Dlatego w Kancelarii EUROLEGE postawiliśmy na łatwość i dostępność prawnika od długów. Dzięki wysokiej specjalizacji prawnej w dziedzinie oddłużania postanowiliśmy udzielać wstępnych porad BEZPŁATNIE! Oznacza to, że jeśli masz problemy z długami to nie musisz obawiać się, że prawnik do którego trafisz zażąda od Ciebie opłaty na wejściu. U nas za wstępną analizę sprawy nie zapłacisz nawet złotówki! Kontakt z nami do niczego nie zobowiązuje, a każdą czynność załatwisz u nas zdalnie. Bez konieczności wychodzenia z domu.
Teraz jednak do rzeczy. Jak wygląda pomoc dla zadłużonych w praktyce? O tym poniżej.
Największe szanse na stosunkowo szybkie i pełne oddłużenie mają dwie grupy osób. Pierwsza z nich, to osoby pozwane o zapłatę, którym nie upłynął termin na wniesienie sprzeciwu od nakazu zapłaty. Droga sądowa jest wbrew pozorom często najbardziej korzystna dla zadłużonych. Pod warunkiem, że korzystamy z pomocy doświadczonego prawnika (o tym dalej).

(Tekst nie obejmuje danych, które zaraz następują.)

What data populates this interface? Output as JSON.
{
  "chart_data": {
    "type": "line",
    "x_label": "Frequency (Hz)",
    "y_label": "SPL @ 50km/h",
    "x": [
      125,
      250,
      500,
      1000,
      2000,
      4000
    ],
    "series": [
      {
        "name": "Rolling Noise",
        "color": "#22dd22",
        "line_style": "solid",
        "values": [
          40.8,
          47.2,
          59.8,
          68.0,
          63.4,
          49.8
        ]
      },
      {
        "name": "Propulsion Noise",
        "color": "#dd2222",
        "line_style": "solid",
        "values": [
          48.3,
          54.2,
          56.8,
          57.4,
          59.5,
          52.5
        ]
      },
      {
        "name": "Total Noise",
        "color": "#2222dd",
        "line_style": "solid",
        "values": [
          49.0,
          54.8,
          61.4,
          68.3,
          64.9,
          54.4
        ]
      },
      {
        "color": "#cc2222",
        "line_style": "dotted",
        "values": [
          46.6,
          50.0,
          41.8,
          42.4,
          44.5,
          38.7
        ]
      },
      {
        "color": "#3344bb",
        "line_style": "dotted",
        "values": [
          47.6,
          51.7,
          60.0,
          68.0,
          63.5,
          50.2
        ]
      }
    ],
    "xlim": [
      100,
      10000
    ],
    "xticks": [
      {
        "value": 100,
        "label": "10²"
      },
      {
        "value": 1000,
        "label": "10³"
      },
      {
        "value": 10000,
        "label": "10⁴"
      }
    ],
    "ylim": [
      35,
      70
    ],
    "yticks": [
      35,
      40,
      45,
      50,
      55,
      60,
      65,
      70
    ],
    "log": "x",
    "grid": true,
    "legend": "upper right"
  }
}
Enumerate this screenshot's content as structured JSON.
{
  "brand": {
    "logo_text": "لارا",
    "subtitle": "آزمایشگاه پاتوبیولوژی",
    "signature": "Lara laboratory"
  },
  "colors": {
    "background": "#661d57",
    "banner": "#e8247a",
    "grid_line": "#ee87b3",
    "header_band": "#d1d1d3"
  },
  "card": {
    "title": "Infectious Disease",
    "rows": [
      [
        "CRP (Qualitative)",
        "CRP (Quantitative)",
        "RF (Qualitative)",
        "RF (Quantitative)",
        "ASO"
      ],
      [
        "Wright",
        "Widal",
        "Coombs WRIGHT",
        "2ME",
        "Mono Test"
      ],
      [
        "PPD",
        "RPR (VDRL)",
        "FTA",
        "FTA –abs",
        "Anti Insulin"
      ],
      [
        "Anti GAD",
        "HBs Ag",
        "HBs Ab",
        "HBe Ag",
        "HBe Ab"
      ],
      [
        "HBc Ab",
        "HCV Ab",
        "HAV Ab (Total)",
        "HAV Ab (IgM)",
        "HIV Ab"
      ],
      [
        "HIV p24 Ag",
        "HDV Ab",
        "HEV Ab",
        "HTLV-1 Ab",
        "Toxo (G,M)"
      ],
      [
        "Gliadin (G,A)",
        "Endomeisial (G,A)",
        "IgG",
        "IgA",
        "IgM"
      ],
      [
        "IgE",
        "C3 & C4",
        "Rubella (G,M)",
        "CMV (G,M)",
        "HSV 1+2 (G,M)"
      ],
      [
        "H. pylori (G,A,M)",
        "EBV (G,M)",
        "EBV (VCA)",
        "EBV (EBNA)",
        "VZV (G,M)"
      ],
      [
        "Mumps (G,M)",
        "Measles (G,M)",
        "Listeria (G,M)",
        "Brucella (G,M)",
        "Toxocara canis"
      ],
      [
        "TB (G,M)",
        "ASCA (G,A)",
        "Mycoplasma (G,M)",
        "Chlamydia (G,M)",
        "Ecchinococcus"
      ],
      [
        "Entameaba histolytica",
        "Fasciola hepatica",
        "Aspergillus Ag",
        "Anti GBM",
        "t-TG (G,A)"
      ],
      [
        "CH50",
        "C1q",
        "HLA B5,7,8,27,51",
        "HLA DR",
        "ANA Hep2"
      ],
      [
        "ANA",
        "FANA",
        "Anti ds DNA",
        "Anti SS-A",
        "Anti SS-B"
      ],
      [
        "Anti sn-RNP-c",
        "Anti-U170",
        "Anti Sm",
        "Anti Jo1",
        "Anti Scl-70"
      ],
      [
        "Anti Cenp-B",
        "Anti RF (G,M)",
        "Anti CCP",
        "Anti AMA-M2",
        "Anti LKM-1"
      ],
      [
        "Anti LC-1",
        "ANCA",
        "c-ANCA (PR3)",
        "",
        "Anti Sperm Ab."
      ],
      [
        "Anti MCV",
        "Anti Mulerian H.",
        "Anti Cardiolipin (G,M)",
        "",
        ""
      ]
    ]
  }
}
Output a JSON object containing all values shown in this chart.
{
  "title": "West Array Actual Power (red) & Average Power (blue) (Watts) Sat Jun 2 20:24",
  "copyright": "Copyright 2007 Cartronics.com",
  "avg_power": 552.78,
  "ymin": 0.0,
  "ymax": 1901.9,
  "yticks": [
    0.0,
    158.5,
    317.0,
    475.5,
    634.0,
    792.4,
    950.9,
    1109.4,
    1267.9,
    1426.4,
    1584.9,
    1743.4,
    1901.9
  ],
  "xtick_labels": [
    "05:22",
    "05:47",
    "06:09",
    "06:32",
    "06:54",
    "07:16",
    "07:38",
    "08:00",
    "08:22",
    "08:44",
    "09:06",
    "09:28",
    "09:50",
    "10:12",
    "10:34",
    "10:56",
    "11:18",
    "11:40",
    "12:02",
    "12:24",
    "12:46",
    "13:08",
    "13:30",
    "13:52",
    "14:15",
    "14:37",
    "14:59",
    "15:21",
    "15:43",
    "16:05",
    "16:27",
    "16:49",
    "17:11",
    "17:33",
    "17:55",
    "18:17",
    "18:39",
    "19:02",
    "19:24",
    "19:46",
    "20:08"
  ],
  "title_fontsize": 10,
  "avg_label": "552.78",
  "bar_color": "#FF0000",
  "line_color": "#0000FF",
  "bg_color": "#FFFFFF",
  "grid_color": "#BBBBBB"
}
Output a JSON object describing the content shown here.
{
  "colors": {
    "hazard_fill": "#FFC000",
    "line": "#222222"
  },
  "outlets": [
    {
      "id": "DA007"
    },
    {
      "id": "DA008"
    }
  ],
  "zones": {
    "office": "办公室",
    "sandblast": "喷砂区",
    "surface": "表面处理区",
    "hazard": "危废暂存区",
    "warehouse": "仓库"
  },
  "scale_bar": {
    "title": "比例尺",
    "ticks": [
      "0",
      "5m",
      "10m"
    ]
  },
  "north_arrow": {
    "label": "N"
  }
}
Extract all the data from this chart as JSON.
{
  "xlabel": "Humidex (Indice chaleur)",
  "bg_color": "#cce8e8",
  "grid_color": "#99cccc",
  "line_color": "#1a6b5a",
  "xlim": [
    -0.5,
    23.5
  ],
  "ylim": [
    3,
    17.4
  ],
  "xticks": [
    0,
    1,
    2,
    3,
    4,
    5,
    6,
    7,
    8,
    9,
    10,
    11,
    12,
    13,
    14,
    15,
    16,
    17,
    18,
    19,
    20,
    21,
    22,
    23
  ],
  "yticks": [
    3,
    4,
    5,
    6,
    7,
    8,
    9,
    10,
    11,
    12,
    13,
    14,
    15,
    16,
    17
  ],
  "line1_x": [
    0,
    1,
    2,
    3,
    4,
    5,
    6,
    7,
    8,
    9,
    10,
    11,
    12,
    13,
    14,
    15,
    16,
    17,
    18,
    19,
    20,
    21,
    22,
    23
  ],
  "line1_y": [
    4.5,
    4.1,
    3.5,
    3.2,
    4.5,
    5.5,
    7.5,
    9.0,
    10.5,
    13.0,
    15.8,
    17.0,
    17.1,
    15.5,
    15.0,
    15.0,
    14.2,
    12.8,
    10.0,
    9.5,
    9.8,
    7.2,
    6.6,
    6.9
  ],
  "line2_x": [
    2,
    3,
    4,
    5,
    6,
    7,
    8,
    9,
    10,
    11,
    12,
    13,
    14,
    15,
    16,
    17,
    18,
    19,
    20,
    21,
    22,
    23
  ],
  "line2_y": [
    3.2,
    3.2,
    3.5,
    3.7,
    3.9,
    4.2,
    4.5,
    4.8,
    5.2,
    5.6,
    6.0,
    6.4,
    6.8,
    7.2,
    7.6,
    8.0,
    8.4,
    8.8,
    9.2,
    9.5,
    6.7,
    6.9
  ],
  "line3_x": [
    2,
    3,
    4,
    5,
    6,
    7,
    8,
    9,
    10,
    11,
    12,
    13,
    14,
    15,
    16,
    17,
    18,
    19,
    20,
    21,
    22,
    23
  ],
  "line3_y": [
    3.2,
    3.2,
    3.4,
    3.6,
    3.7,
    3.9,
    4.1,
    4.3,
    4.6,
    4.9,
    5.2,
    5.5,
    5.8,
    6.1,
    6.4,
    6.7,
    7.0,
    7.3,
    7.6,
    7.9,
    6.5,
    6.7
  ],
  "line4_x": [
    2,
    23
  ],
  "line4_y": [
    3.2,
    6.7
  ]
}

Drugą grupą są osoby, które mają stałe źródło dochodu a ich zadłużenie nie jest jeszcze tak duże, że utraciły płynność finansową. Dzięki rozsądnemu gospodarowaniu domowym budżetem i po dogadaniu się z wierzycielami są w stanie wyjść na prostą.
W najgorszej sytuacji są osoby, które nie mają pieniędzy na wynajęcie adwokata, a ich sprawy są np. na etapie komorniczym. Wtedy wszystko się komplikuje, chociaż często udaje się takie osoby oddłużyć nawet w 100%.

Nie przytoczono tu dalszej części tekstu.